Suppose (X,d) is a metric space and A, a subset of X, is closed and nonempty. For x in X, define d(x,A) = infa in A{d(x,a)}

Show that d(x,A) < infinity.

I really don't have much of an idea on how to show it must be finite. An obvious thought comes to mind, namely that a metric is real-valued by definition, so it must be a real number and hence finite, but I don't feel that that reasoning captures the gist of the inherent problem.
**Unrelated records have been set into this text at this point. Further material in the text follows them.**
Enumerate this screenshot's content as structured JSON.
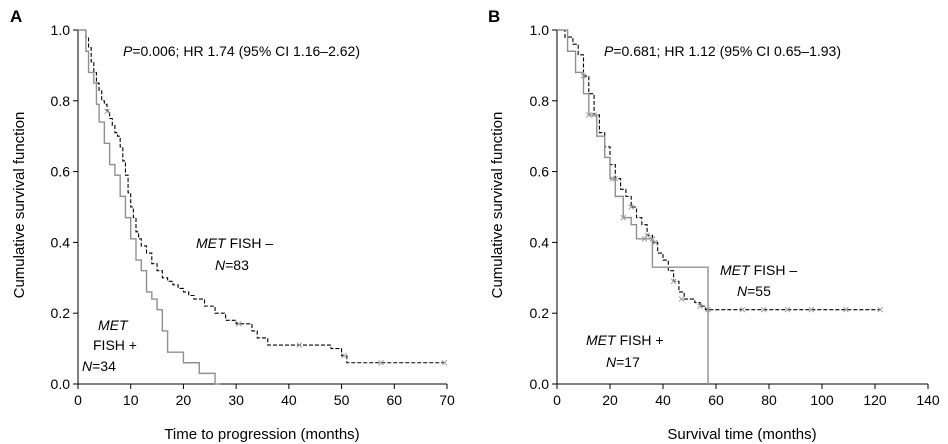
{
  "chart_data": [
    {
      "type": "line",
      "panel_label": "A",
      "xlabel": "Time to progression (months)",
      "ylabel": "Cumulative survival function",
      "xlim": [
        0,
        70
      ],
      "ylim": [
        0,
        1.0
      ],
      "xticks": [
        "0",
        "10",
        "20",
        "30",
        "40",
        "50",
        "60",
        "70"
      ],
      "yticks": [
        "0.0",
        "0.2",
        "0.4",
        "0.6",
        "0.8",
        "1.0"
      ],
      "stat_p_label": "P",
      "stat_text": "=0.006; HR 1.74 (95% CI 1.16–2.62)",
      "series": [
        {
          "label_gene": "MET",
          "label_rest": "FISH –",
          "n_label": "N",
          "n_value": "=83",
          "color": "#000000",
          "dash": "dashed",
          "x": [
            0,
            1.5,
            2,
            2.5,
            3,
            3.5,
            4,
            4.5,
            5,
            5.5,
            6,
            6.5,
            7,
            7.5,
            8,
            8.5,
            9,
            9.5,
            10,
            10.5,
            11,
            11.5,
            12,
            13,
            14,
            15,
            16,
            17,
            18,
            19,
            20,
            21,
            22,
            24,
            26,
            28,
            30,
            32,
            33,
            34,
            36,
            40,
            44,
            48,
            50,
            51,
            52,
            58,
            70
          ],
          "y": [
            1.0,
            0.98,
            0.95,
            0.91,
            0.88,
            0.85,
            0.83,
            0.8,
            0.79,
            0.77,
            0.75,
            0.73,
            0.71,
            0.7,
            0.67,
            0.63,
            0.59,
            0.54,
            0.5,
            0.47,
            0.43,
            0.41,
            0.39,
            0.37,
            0.34,
            0.32,
            0.3,
            0.29,
            0.28,
            0.27,
            0.26,
            0.25,
            0.24,
            0.22,
            0.2,
            0.18,
            0.17,
            0.17,
            0.15,
            0.13,
            0.11,
            0.11,
            0.11,
            0.1,
            0.08,
            0.06,
            0.06,
            0.06,
            0.06
          ],
          "censored_x": [
            5.5,
            30.5,
            42,
            50.5,
            57.5,
            69.5
          ],
          "censored_y": [
            0.77,
            0.17,
            0.11,
            0.08,
            0.06,
            0.06
          ]
        },
        {
          "label_gene": "MET",
          "label_rest": "FISH +",
          "n_label": "N",
          "n_value": "=34",
          "color": "#909090",
          "dash": "solid",
          "x": [
            0,
            1.5,
            2,
            3,
            3.5,
            4,
            5,
            6,
            7,
            8,
            9,
            10,
            11,
            12,
            13,
            14,
            15,
            16,
            17,
            20,
            23,
            26,
            27
          ],
          "y": [
            1.0,
            0.94,
            0.88,
            0.85,
            0.79,
            0.74,
            0.68,
            0.62,
            0.59,
            0.53,
            0.47,
            0.41,
            0.35,
            0.32,
            0.26,
            0.24,
            0.21,
            0.15,
            0.09,
            0.06,
            0.03,
            0.0,
            0.0
          ],
          "censored_x": [],
          "censored_y": []
        }
      ]
    },
    {
      "type": "line",
      "panel_label": "B",
      "xlabel": "Survival time (months)",
      "ylabel": "Cumulative survival function",
      "xlim": [
        0,
        140
      ],
      "ylim": [
        0,
        1.0
      ],
      "xticks": [
        "0",
        "20",
        "40",
        "60",
        "80",
        "100",
        "120",
        "140"
      ],
      "yticks": [
        "0.0",
        "0.2",
        "0.4",
        "0.6",
        "0.8",
        "1.0"
      ],
      "stat_p_label": "P",
      "stat_text": "=0.681; HR 1.12 (95% CI 0.65–1.93)",
      "series": [
        {
          "label_gene": "MET",
          "label_rest": "FISH –",
          "n_label": "N",
          "n_value": "=55",
          "color": "#000000",
          "dash": "dashed",
          "x": [
            0,
            3,
            6,
            8,
            10,
            12,
            14,
            16,
            18,
            20,
            22,
            24,
            26,
            28,
            30,
            32,
            34,
            36,
            38,
            40,
            42,
            44,
            46,
            48,
            50,
            52,
            54,
            56,
            122
          ],
          "y": [
            1.0,
            0.98,
            0.96,
            0.93,
            0.87,
            0.82,
            0.76,
            0.71,
            0.67,
            0.62,
            0.58,
            0.55,
            0.53,
            0.5,
            0.47,
            0.45,
            0.42,
            0.4,
            0.37,
            0.35,
            0.32,
            0.29,
            0.26,
            0.24,
            0.24,
            0.23,
            0.22,
            0.21,
            0.21
          ],
          "censored_x": [
            10,
            14,
            22,
            28,
            34,
            37,
            44,
            47,
            54,
            57,
            70,
            78,
            87,
            96,
            109,
            122
          ],
          "censored_y": [
            0.87,
            0.76,
            0.58,
            0.5,
            0.42,
            0.4,
            0.29,
            0.24,
            0.22,
            0.21,
            0.21,
            0.21,
            0.21,
            0.21,
            0.21,
            0.21
          ]
        },
        {
          "label_gene": "MET",
          "label_rest": "FISH +",
          "n_label": "N",
          "n_value": "=17",
          "color": "#909090",
          "dash": "solid",
          "x": [
            0,
            4,
            7,
            10,
            12,
            15,
            18,
            20,
            22,
            25,
            28,
            30,
            33,
            36,
            56,
            57
          ],
          "y": [
            1.0,
            0.94,
            0.88,
            0.82,
            0.76,
            0.7,
            0.64,
            0.58,
            0.53,
            0.47,
            0.45,
            0.41,
            0.41,
            0.33,
            0.33,
            0.0
          ],
          "censored_x": [
            12,
            21,
            25,
            33,
            36
          ],
          "censored_y": [
            0.76,
            0.58,
            0.47,
            0.41,
            0.41
          ]
        }
      ]
    }
  ]
}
Does anyone have any ideas?

2. Sep 2, 2011

### micromass

Staff Emeritus
So you must show that the set

$$\{d(x,a)~\vert~a\in A\}$$

has a finite infimum. The only thing you need to check here is that the set is nonempty. Do you agree??

3. Sep 3, 2011

### foxjwill

Are you sure you wrote down the problem correctly? As micromass pointed out, whether or not $A$ is closed is irrelevant. Maybe you have to show that $0<d(x,A)<\infty$ for all $x\notin A$?

4. Sep 3, 2011

### aodesky

Thanks for the responses. To micromass: I don't quite see how the set's being nonempty necessarily implies that its infimum is finite. And to foxjwill: the set's being closed has no pertinence (at least I don't think it does) to the part of the question I asked here, but there are two other parts of the question to which it does play a role; however, I knew how to answer those so I didn't post them here, and I didn't omit the fact that the set was closed because I wasn't positive that it played no role whatsoever in the question I asked here. The question is quoted here correctly, I just still cannot see a direct implication toward a finite infimum based off of the information here. Can you prove it micromass?

5. Sep 3, 2011

### micromass

Staff Emeritus
Try to prove the following:

if a set of real numbers is nonempty and bounded below, then its infimum is finite.